Je regarde tout autour de moi, scanne les coins heureusement vides de toute présence de la terrasse. Une aubaine miraculeuse, car depuis quelques temps, le manoir est de plus en plus investi par de multiples hôtes et amis de Necahual. Il devient difficile de trouver un endroit reculé, où la discrétion peut régner en toute quiétude.

Je suis des yeux le mouvement d'ombres en contre-bas, dans la cour et le jardin, puis reporte mon regard agacé sur mon ami.

— Arrête de crier, bon sang. Déjà qu'à voix normale, les autres sont susceptibles de nous entendre..., grincé-je, lèvres pincées.

Sander peine à me croire et continue son cirque. Il avance même l'idée que j'ai pu rêver ce qui s'est passé cette nuit. J'essaie de le convaincre du contraire, sa profonde surprise est à deux doigts de me vexer.

— Admets que j'ai de quoi m'interroger tout de même ! Eleuia s'est battue bec et ongles contre votre lien. Et hier, elle semblait vraiment remontée contre toi : elle donnait plus l'impression de souhaiter t'écorcher vif que de te sauter dessus.

Je lâche un rire bref, amusé par sa comparaison, même si dans le fond, je comprends sa surprise. Moi-même j'ai encore du mal à le croire...

— C'est un sacré virage à cent quatre-vingt degrés !

Je souris encore, quelques bribes d'images lascives plein la tête alors qu'il évoque ce fameux virage. Dans notre cas, le concept des montagnes russes serait peut-être plus adapté : entre extase et saisissement, nous gravissons les lentes montées d'endorphines, et nous euphorisons dans les descentes plus vertigineuses encore.
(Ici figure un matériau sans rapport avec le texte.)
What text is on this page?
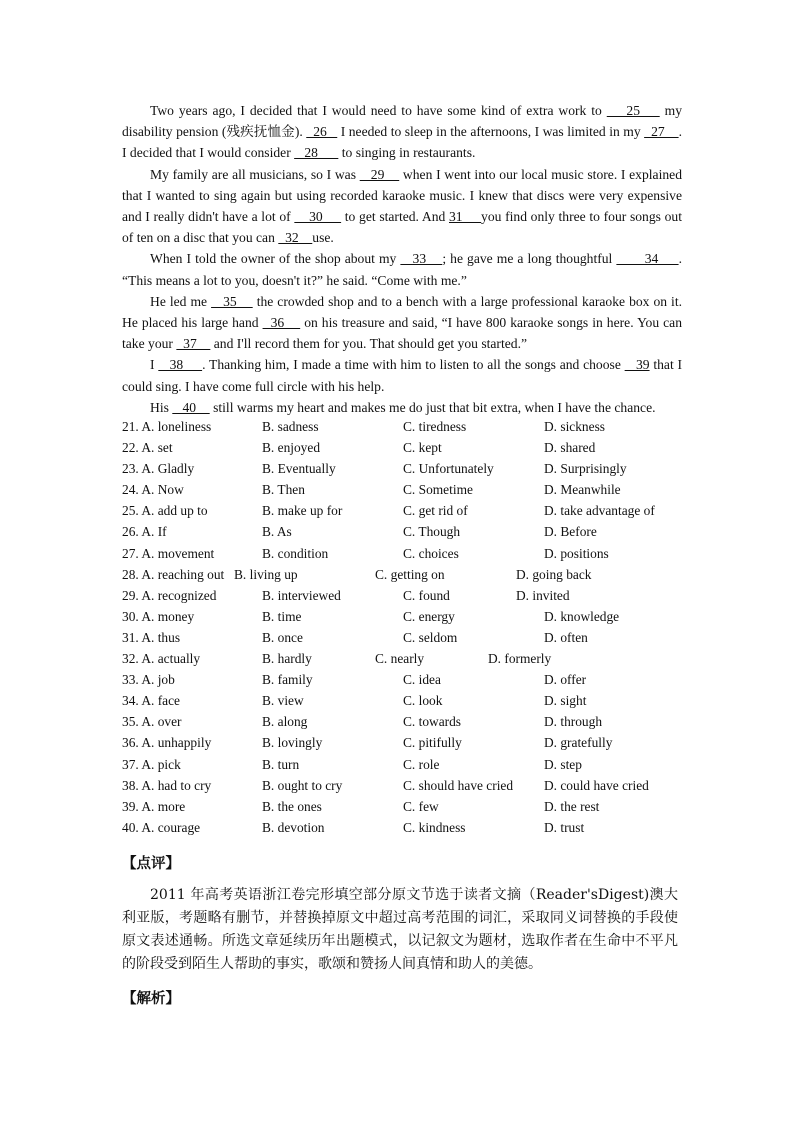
Two years ago, I decided that I would need to have some kind of extra work to     25     my disability pension (残疾抚恤金).   26    I needed to sleep in the afternoons, I was limited in my   27    . I decided that I would consider    28       to singing in restaurants.

My family are all musicians, so I was    29     when I went into our local music store. I explained that I wanted to sing again but using recorded karaoke music. I knew that discs were very expensive and I really didn't have a lot of     30      to get started. And 31     you find only three to four songs out of ten on a disc that you can   32    use.

When I told the owner of the shop about my    33    ; he gave me a long thoughtful        34     . “This means a lot to you, doesn't it?” he said. “Come with me.”

He led me    35     the crowded shop and to a bench with a large professional karaoke box on it. He placed his large hand   36     on his treasure and said, “I have 800 karaoke songs in here. You can take your   37     and I'll record them for you. That should get you started.”

I    38     . Thanking him, I made a time with him to listen to all the songs and choose    39 that I could sing. I have come full circle with his help.

His    40     still warms my heart and makes me do just that bit extra, when I have the chance.

21. A. loneliness	B. sadness	C. tiredness	D. sickness
22. A. set	B. enjoyed	C. kept	D. shared
23. A. Gladly	B. Eventually	C. Unfortunately	D. Surprisingly
24. A. Now	B. Then	C. Sometime	D. Meanwhile
25. A. add up to	B. make up for	C. get rid of	D. take advantage of
26. A. If	B. As	C. Though	D. Before
27. A. movement	B. condition	C. choices	D. positions
28. A. reaching out B. living up	C. getting on	D. going back
29. A. recognized	B. interviewed	C. found	D. invited
30. A. money	B. time	C. energy	D. knowledge
31. A. thus	B. once	C. seldom	D. often
32. A. actually	B. hardly	C. nearly	D. formerly
33. A. job	B. family	C. idea	D. offer
34. A. face	B. view	C. look	D. sight
35. A. over	B. along	C. towards	D. through
36. A. unhappily	B. lovingly	C. pitifully	D. gratefully
37. A. pick	B. turn	C. role	D. step
38. A. had to cry	B. ought to cry	C. should have cried D. could have cried
39. A. more	B. the ones	C. few	D. the rest
40. A. courage	B. devotion	C. kindness	D. trust
【点评】

2011 年高考英语浙江卷完形填空部分原文节选于读者文摘（Reader'sDigest)澳大利亚版，考题略有删节，并替换掉原文中超过高考范围的词汇，采取同义词替换的手段使原文表述通畅。所选文章延续历年出题模式，以记叙文为题材，选取作者在生命中不平凡的阶段受到陌生人帮助的事实，歌颂和赞扬人间真情和助人的美德。

【解析】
Mon expression sans doute un peu toquée chasse l'étonnement et le scepticisme relatif de mon compagnon et lui tire un large rictus. Il se penche sur moi, et son énorme cuisse bute sur mon genou.

— Alors maintenant elle et toi, vous êtes... ? souffle-t-il, le regard pétillant.

Sander laisse volontairement sa phrase en suspens, dans l'attente que je lui confirme ce qu'il sous-entend à demi-mots : que nous sommes ensemble, un couple... Mon sourire se fane et mon regard fuit celui troublé de mon ami. Un silence lourd de sens s'abat entre nous. Silence durant lequel je tente de faire refluer l'horrible sensation de déchirure qui menace de rouvrir les points sommaires et grossiers empêchant ma poitrine de devenir un gouffre béant... Tout ça en veillant à ne pas l'inscrire en lettres de feu sur mon front, à la vue de mon guide. Je ne supporterai pas sa pitié.

— Allan ?

— Quoi ? fais-je sur un ton que j'espère aussi posé que possible.

— Tu es sûr de ce que tu fais ? me lance le géant, ses traits marqués par l'inquiétude et l'incrédulité.

Avec une inspiration, je reporte mon regard dans le fond de ses prunelles claires. Je ne dois plus plier. La question de mon ami m'a pris au dépourvu, mais l'effet de surprise est passé à présent. Je sais ce que je dois dire et comment le dire. Paraître aussi confiant qu'avec Eleuia. Parce qu'il est impératif que mes mensonges prennent aussi avec Sander.

— Oui, bien sûr. Pourquoi ne le serais-je pas ? répliqué-je donc en allant jusqu'à basculer ma tête sur le côté, l'air faussement interrogateur.

— Tu es sérieusement en train de me dire que toi et Eleuia n'entretenez qu'une relation... basée sur le sexe ? s'emporte-t-il presque, de plus en plus ébranlé.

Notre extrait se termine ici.